- Chairperson: Lieuwe Terpstra
- Founded: 4 December 2002
- Ideology: Regionalism Federalism
- National affiliation: Independent Politics Netherlands
- Provincial Council of Groningen: 1 / 43
- Groningen municipal council: 1 / 45
- Oldambt municipal council: 2 / 25

Website
- www.partijvoorhetnoorden.nl

= Party for the North =

The Party for the North (Partij voor het Noorden, PvhN) is a regional political party in the Netherlands founded in December 2002 representing the interests of the provinces of Groningen, Friesland and Drenthe. The PvhN seeks a separate Parliament for these three northern provinces, and for 25% of the country's profits from natural gas to go directly to them.

==Elections==

Since 11 March 2003, the PvhN has had two seats on the Provincial Council of Groningen, and (since 6 March 2006) one seat on the municipal council of Delfzijl. In the provincial elections of 7 March 2007, the party remained stable, getting 3.6% of the vote, but was reduced from two seats to one seat in Groningen due to the reduction of the total number of seats in each provincial council. In Friesland and Drenthe, where the party contested for the first time in the 2007 elections; it won no seats that year.
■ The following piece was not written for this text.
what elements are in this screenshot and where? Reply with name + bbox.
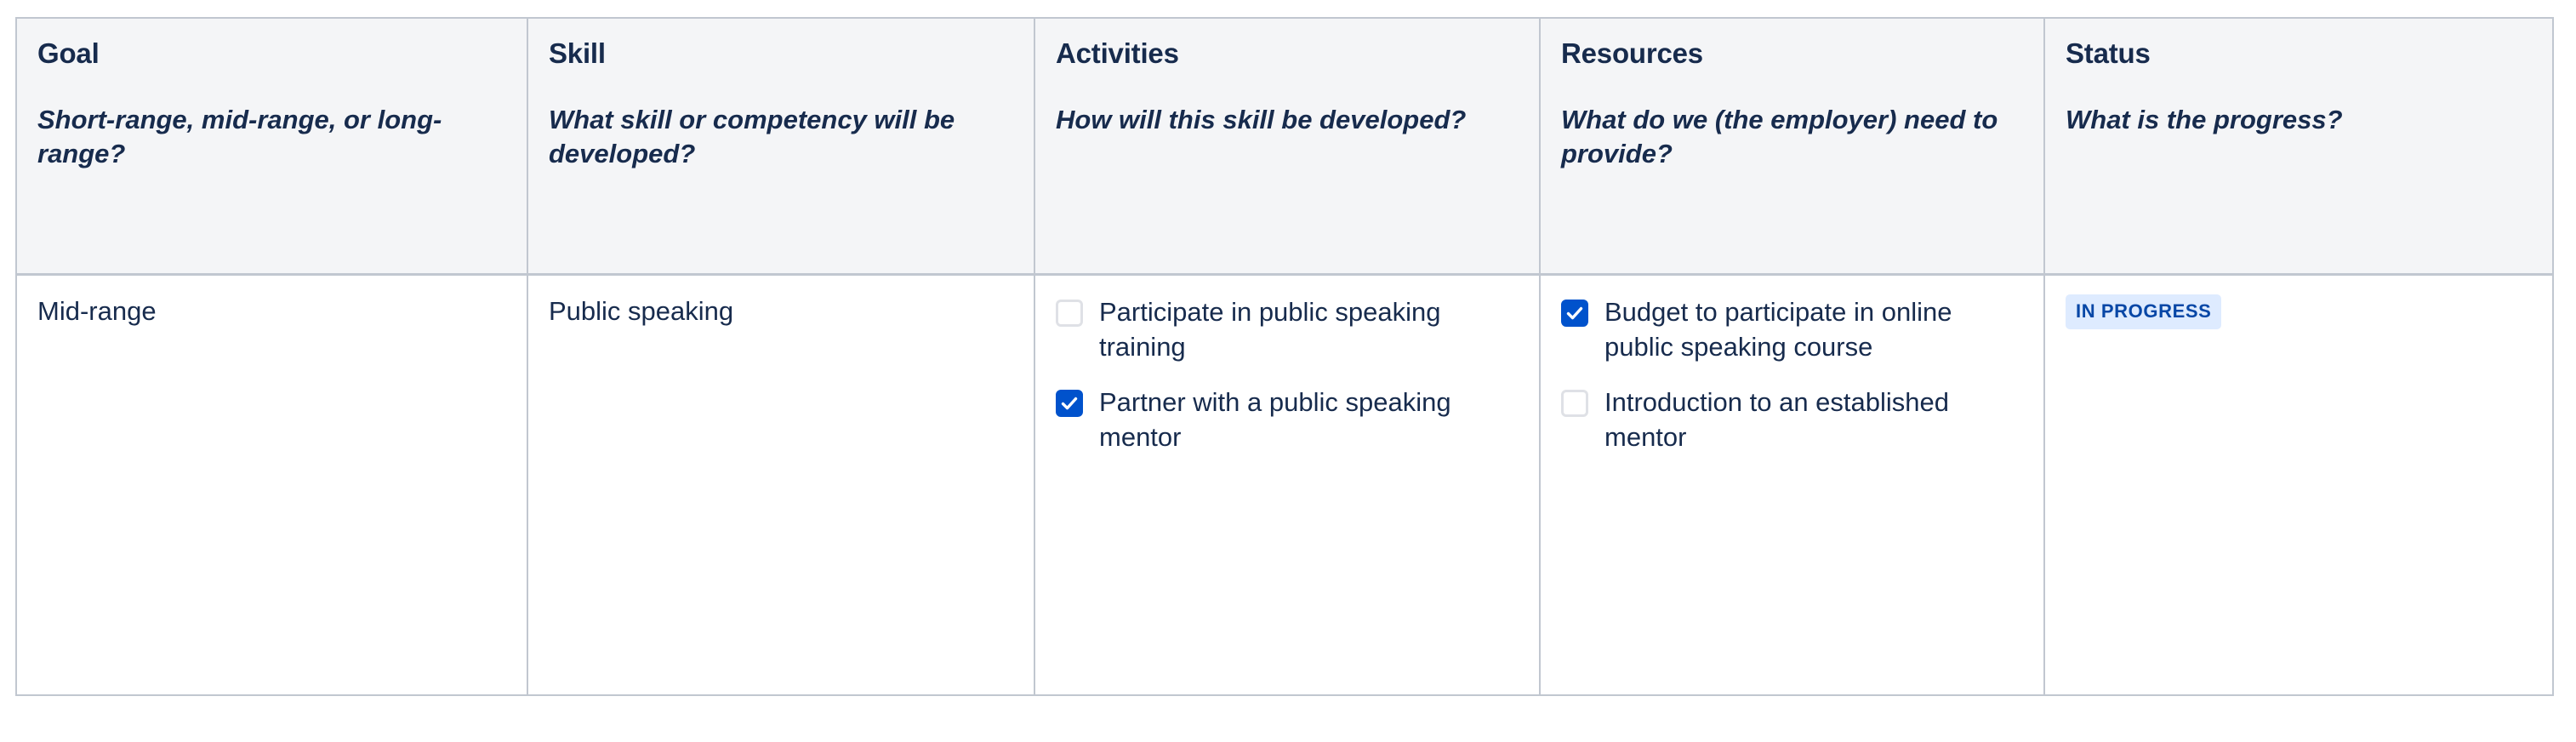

In the Senate the Party for the North has allied with the Independent Senate Group (OSF). The OSF has won one seat in the Senate, by Henk ten Hoeve at Stiens.
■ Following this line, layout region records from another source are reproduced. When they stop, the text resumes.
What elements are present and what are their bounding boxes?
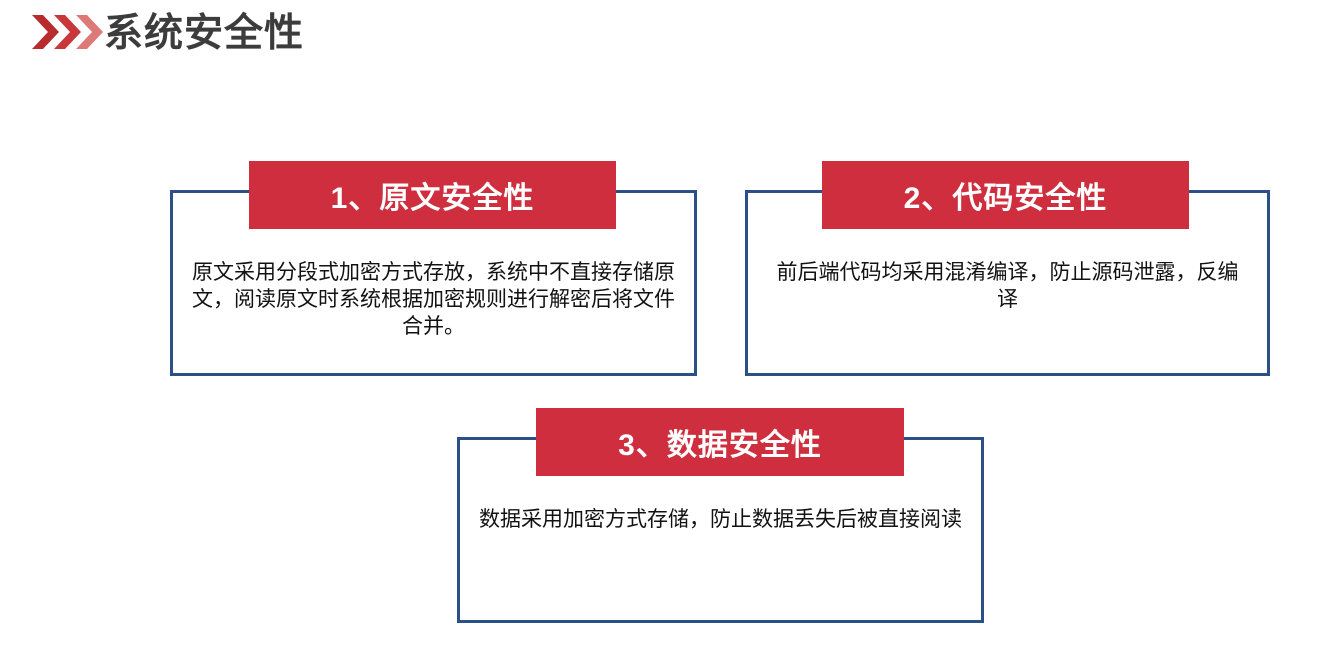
card-body-text: 原文采用分段式加密方式存放，系统中不直接存储原文，阅读原文时系统根据加密规则进行… <box>192 259 675 340</box>
card-body-text: 前后端代码均采用混淆编译，防止源码泄露，反编译 <box>767 259 1248 313</box>
slide-header: 系统安全性 <box>0 0 1336 70</box>
security-card-1: 1、原文安全性 原文采用分段式加密方式存放，系统中不直接存储原文，阅读原文时系统… <box>170 161 697 376</box>
card-banner-title: 1、原文安全性 <box>249 161 616 229</box>
card-body-text: 数据采用加密方式存储，防止数据丢失后被直接阅读 <box>479 506 962 533</box>
security-card-2: 2、代码安全性 前后端代码均采用混淆编译，防止源码泄露，反编译 <box>745 161 1270 376</box>
security-card-3: 3、数据安全性 数据采用加密方式存储，防止数据丢失后被直接阅读 <box>457 408 984 623</box>
card-banner-title: 2、代码安全性 <box>822 161 1189 229</box>
page-title: 系统安全性 <box>104 8 304 60</box>
card-banner-title: 3、数据安全性 <box>536 408 904 476</box>
triple-chevron-right-icon <box>32 13 106 51</box>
In the 2023 Dutch provincial elections, the party earned over 1% of the vote, a slight decrease on their previous result. Because of this, the party suffered the loss of one of its two seats, reducing their total to one seat. The party returned to OSF which rebranded themselves to "Independent Politics Netherlands" (OPNL).

==European Parliament==
In 2004, the party participated in the election for the European Parliament. The party obtained 18,234 votes (0.4% of the vote overall, reaching 4-5% of the vote in some northern municipalities), not enough for a seat.

==Municipal councils==
In the 2006 Dutch municipal elections, the PvhN for the first time contested in three cities (Groningen, Delfzijl and Emmen). In Delfzijl the party won one seat.